O quadro está, imperceptivelmente, dividido ao meio pelo traço azul claro do lado direito, linha que coincide com aquela da estrutura da torre e encerra no centro da casa azul do canto esquerdo. Toda a parte inferior é construída em composições triangulares que se repetem em menor escala, que por sua vez, se fecham em losangos perceptíveis apenas quando se tem a pachorra de observá-los com olhos de matemático. É isso que ela mais faz ao planejar seus quadros: cálculos matemáticos que determinarão o local exato dos elementos, que farão cada parte da composição um belo quadro individual, assegurando um resultado fantástico no total. Cada parte é importante e nenhuma chama a atenção de forma especial do espectador. A mulher é diabólica no que faz e pela precisão do que faz. Há ainda um X imperceptível unindo a parte superior com a inferior, completando a unidade.

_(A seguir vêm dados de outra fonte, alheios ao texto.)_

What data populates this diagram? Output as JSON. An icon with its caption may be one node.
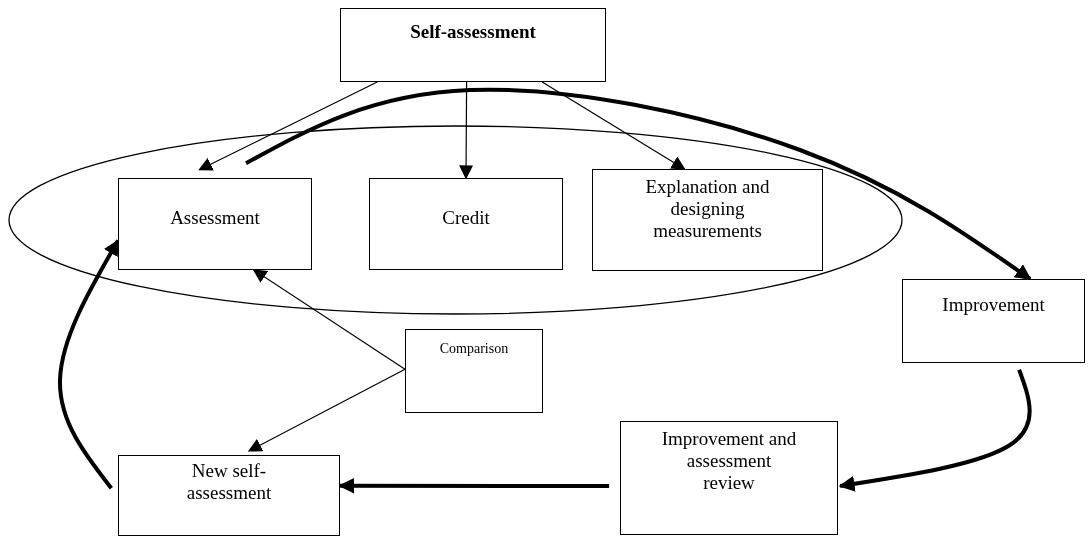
{
  "diagram": {
    "nodes": [
      {
        "text": [
          "Self-assessment"
        ]
      },
      {
        "text": [],
        "shape": "ellipse"
      },
      {
        "text": [
          "Assessment"
        ],
        "in": 1
      },
      {
        "text": [
          "Credit"
        ],
        "in": 1
      },
      {
        "text": [
          "Explanation and designing measurements"
        ],
        "in": 1
      },
      {
        "text": [
          "Improvement"
        ]
      },
      {
        "text": [
          "Comparison"
        ]
      },
      {
        "text": [
          "Improvement and assessment review"
        ]
      },
      {
        "text": [
          "New self-assessment"
        ]
      }
    ],
    "edges": [
      {
        "from": 0,
        "to": 2,
        "arrow": "to"
      },
      {
        "from": 0,
        "to": 3,
        "arrow": "to"
      },
      {
        "from": 0,
        "to": 4,
        "arrow": "to"
      },
      {
        "from": 2,
        "to": 5,
        "arrow": "to",
        "style": "thick"
      },
      {
        "from": 5,
        "to": 7,
        "arrow": "to",
        "style": "thick"
      },
      {
        "from": 7,
        "to": 8,
        "arrow": "to",
        "style": "thick"
      },
      {
        "from": 8,
        "to": 2,
        "arrow": "to",
        "style": "thick"
      },
      {
        "from": 6,
        "to": 2,
        "arrow": "to"
      },
      {
        "from": 6,
        "to": 8,
        "arrow": "to"
      }
    ]
  }
}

Para que não haja dúvida quanto a essa preocupação dela, calculada de forma matemática em todos os seus quadros, de resto uma preocupação constante e presente nos grandes artistas pintores e escultores, seu auto-retrato de 1923 no qual ela está com grande e elegante casaco vermelho (ela se vestia diuturnamente com roupas tão caras quanto um quadro de Léger na época). O quadro é de uma simplicidade fascinante pela poucas linhas e cores (o vermelho contrastando com o azul ao fundo), com uma linha vertical reta que passa no centro do quadro pelo rosto, nariz e boca. Novos cortes e percebemos que o centro dele corresponde ao final do osso esterno da modelo e que as calculadas linhas abertas, formadoras do desenho do capote, são fechadas por aquelas do decote, encerrando uma composição que não termina aí. A distância existente entre as duas metades de seu corpo são iguais e há uma outra linha divisória a passar, com precisão, sobre seus olhos.

São fascinantes detalhes pictóricos, desconhecidos quase sempre pelo espectador comum, mas sentido pelo olhar treinado a ver uma obra-prima. Foram aprendidos pela artista ao longo de uma vida dedicada ao estudo da composição, das cores, dos elementos que integrarão o quadro, todos eles formadores de uma geometria secreta e da simplicidade enganosa que fazem de Tarsila do Amaral a artista consagrada e imortal que é.